When I was a teenager my mom told me the story about how she found out my dad really loved her. When they were dating my dad drove her all the way to Detroit — a two-and-a-half hour trip — to see Sly and the Family Stone in concert. But when they arrived at the venue they discovered that the show had been canceled. And she knew he really loved her because when the gig was rescheduled my dad was willing to drive her back across the state to see the make-up date. True love!
I’ve always loved this story. First of all, it shows my parents were hip enough to be into Sly back in the day. Then, as I got older I decided it would make a juicier story to claim that I had been conceived after a Sly and the Family Stone concert, which would also explain why I am so damn funky.
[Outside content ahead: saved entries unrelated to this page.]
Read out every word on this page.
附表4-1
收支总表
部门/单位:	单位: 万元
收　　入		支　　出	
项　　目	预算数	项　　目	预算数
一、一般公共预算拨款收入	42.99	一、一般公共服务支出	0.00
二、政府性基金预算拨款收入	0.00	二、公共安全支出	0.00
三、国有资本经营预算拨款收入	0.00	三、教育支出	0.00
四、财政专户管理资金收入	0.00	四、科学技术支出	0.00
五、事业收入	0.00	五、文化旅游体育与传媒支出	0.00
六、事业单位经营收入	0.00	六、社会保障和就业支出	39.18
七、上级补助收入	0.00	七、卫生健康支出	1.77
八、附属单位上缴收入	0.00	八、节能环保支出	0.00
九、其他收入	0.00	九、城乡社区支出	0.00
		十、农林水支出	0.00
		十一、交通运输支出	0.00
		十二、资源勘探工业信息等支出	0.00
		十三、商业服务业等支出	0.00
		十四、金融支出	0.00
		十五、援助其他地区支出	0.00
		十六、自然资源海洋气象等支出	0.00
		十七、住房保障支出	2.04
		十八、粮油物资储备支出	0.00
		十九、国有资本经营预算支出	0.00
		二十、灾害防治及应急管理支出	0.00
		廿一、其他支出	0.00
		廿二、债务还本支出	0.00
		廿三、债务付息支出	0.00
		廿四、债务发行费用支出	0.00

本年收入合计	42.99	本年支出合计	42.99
It’s simple if slightly salacious to reinterpret my mom’s “I knew he loved me” by adding the unsaid “…enough to do it with him” to the end.
Besides, I had already figured out that there were only seven months between their wedding and my birthday, so although my grandma always insisted that “sometimes the first one comes earlier” than the standard nine months, I realized that when my dad proposed to my mom at Big Boy’s they had gotten themselves into a bit of a situation. My mom said that since my dad (who was 28 at the time) had been married and divorced twice already, he couldn’t ask his friends for another wedding present so they eloped in Las Vegas.
The story has a happy ending: I was born and turned out awesome, and my parents had a happy, loving marriage.
But I recently started wondering if my interpretation of the Sly Stone story might actually be true. So I tried to find out if there indeed had been a Sly show in Detroit approximately nine months before I was born. Sure enough, a December 1970 article by the AP’s Mary Campbell verified my mom’s story (“A November concert in Detroit was canceled about an hour before it was to start. […] A make-up concert in Detroit, a week after the canceled one, subsequently is held.”), and the timing fits my version of events.
So I guess that proves beyond reasonable doubt why I am so damn funky.
Update: In a box of old photos, I just discovered that my mom had saved her ticket stubs from this concert. The tickets are printed for November 15, 1970, but my mom wrote “11-20-70” on the back in her perfect, nun-taught Catholic school handwriting! March 1, 2024.